Arrivederci, Silvio

, by Alessandro Fusco

Arrivederci, Silvio

Silvio Berlusconi once again made the headlines in the main European media outlets on November 27th, and once again for all the wrong reasons. The expulsion of Il Cavaliere from Parliament had been expected since his conviction for tax fraud in August and it was sanctioned by in the Senate notwithstanding the last-minute filibustering attempts of his disciples.

Once again, some commentators have been quick to declare the end of a figure who has dominated and shaped Italian politics during the last twenty years, similarly to what had happened after his forced resignation as Prime Minister in November 2011. However, we shall not forget that one defining characteristic of Berlusconi over the years – and especially during the last decade – has been his resilience, as proved in the 2006 and, to a lesser extent, 2013 general elections, when ample defeats for his coalition had been widely predicted. It is certainly true that this time things are different, because Berlusconi has for the first time lost his Parliamentary immunity, a benefit which some believe was among the main reasons behind his “entering the field” in 1994. But is this enough to believe that the long era of Berlusconi is over and that Italy now has a bright future in front of her?

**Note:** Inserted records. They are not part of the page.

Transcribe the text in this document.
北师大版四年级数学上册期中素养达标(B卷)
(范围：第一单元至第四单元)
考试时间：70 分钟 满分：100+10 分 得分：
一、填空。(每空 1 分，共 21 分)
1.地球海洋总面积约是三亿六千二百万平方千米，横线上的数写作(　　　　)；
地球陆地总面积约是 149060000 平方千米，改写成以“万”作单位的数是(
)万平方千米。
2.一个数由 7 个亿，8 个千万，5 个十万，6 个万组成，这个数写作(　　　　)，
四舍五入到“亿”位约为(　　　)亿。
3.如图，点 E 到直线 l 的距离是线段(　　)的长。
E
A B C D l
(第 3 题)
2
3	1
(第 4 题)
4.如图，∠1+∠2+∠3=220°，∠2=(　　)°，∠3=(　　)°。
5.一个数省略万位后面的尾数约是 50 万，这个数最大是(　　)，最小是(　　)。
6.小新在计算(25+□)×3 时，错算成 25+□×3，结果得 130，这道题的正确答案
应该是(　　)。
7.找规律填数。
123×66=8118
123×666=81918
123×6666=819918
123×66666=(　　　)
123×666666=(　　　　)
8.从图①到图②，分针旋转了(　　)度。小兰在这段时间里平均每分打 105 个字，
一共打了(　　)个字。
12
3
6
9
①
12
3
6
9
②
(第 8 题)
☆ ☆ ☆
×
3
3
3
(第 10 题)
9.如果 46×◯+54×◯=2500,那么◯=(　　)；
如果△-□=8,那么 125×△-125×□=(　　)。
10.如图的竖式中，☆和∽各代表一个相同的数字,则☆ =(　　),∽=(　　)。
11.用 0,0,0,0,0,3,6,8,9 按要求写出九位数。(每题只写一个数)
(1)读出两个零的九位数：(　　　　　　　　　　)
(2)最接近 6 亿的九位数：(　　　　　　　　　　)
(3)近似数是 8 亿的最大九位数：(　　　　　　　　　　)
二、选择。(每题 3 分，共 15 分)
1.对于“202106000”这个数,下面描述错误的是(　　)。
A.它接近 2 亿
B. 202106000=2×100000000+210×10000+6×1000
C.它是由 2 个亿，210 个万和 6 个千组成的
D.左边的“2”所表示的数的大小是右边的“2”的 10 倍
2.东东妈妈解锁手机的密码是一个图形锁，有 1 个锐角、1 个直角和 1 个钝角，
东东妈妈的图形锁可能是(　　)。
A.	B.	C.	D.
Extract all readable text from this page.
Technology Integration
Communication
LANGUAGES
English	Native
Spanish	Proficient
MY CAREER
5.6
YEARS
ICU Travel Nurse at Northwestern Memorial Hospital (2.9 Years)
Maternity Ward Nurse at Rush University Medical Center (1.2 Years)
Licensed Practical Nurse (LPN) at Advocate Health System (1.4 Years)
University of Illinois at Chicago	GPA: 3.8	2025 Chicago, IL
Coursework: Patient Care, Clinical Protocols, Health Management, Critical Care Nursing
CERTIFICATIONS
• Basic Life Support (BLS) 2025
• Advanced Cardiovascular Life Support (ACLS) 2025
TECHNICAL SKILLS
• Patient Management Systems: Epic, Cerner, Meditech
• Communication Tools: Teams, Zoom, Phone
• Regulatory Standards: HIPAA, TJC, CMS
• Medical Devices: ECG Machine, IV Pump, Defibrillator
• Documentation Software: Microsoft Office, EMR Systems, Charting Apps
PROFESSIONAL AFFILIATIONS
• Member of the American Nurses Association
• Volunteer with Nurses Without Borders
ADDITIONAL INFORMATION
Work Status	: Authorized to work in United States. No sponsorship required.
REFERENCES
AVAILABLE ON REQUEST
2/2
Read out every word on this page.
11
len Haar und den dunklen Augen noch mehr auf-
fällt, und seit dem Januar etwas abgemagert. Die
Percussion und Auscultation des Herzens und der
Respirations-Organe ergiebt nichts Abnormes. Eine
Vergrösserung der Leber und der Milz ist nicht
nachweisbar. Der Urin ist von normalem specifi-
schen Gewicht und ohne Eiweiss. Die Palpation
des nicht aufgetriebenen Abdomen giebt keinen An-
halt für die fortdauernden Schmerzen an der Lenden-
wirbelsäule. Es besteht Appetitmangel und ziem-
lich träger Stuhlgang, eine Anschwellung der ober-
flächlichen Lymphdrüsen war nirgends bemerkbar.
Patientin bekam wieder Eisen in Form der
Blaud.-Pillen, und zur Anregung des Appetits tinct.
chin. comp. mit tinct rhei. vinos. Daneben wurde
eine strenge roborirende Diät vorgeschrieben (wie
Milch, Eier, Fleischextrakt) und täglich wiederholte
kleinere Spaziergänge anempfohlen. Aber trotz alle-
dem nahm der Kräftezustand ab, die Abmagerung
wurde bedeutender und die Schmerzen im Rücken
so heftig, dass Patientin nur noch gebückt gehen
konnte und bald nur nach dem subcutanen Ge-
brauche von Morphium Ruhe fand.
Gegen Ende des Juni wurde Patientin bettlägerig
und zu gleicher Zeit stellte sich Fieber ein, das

The current situation of the country from a political point of view is far from ideal. An unelected Prime Minister, Enrico Letta, is leading an unelected Government which relies on the support of parties often torn between the need to show they are ‘responsible’ and the instinct to scramble for the best positions ahead of the next, inevitably near election. And not only is the Government unelected, but we now even have a situation which sees neither leader of the three main parties sitting in Parliament.

We know about Berlusconi of course, but what about the other leaders? Well, Beppe Grillo is not eligible as a candidate according to the statutes of his own Movement, since he was condemned for manslaughter in 1985, and in fact he does not have any formal position at the moment. As for the Democratic Party, the Mayor of Florence Matteo Renzi was recently elected as new leader after the results of the party’s primaries saw him comfortably beat all opponents. The Italian electoral law does not allow mayors of bigger cities to sit in Parliament, and Renzi will have to wait at least until the next general election to become an MP.

This situation is perhaps an indicator of the current health of democratic institutions in the country, but beyond the mainly academic considerations we can see that this is not something merely symbolic. Now that he has been ousted from Parliament, Berlusconi is behaving like a wounded beast, even suggesting an unlikely alliance with the Five Star Movement of populist ex-comedian Beppe Grillo - many of whose supporters see Il Cavaliere as an icon of all that is wrong with Italy - against the Letta Government and the President of the Republic, Giorgio Napolitano, whom he sees as a culprit for his expulsion from Parliament. Grillo’s Movement is still in its stubborn opposition to any potential deals with the current Government, and it is instead advocating an unlikely withdrawal from the Euro.

As for the Democratic Party, Renzi has (so far successfully) tried to present himself as breaking with its communist past and willing to take it into a new political season, akin to Tony Blair’s New Labour. Whether he succeeds will have to be seen, but in the meantime he will have to decide if he wants to support Letta’s government until the planned 2015 election or if he wants to push it over the edge and present himself as a strong candidate for Prime Minister.

The positions of their three main parties and of their leaders, now sitting outside the Parliamentary establishment, could not be further away from each other, but they still attract the support of a significant part of the population. This situation gives the impression of a country in full transition, without a clear direction of travel. We can perhaps now say that the Berlusconi era is over and that we have entered a transition period, where parties will not anymore be characterised by their being pro- or anti-Berlusconi, but is this the prelude to a brighter future for the Bel Paese? It might be, but only if the words “effective leadership” and “strategic plan” are exhumed from the political history books and given again a real meaning.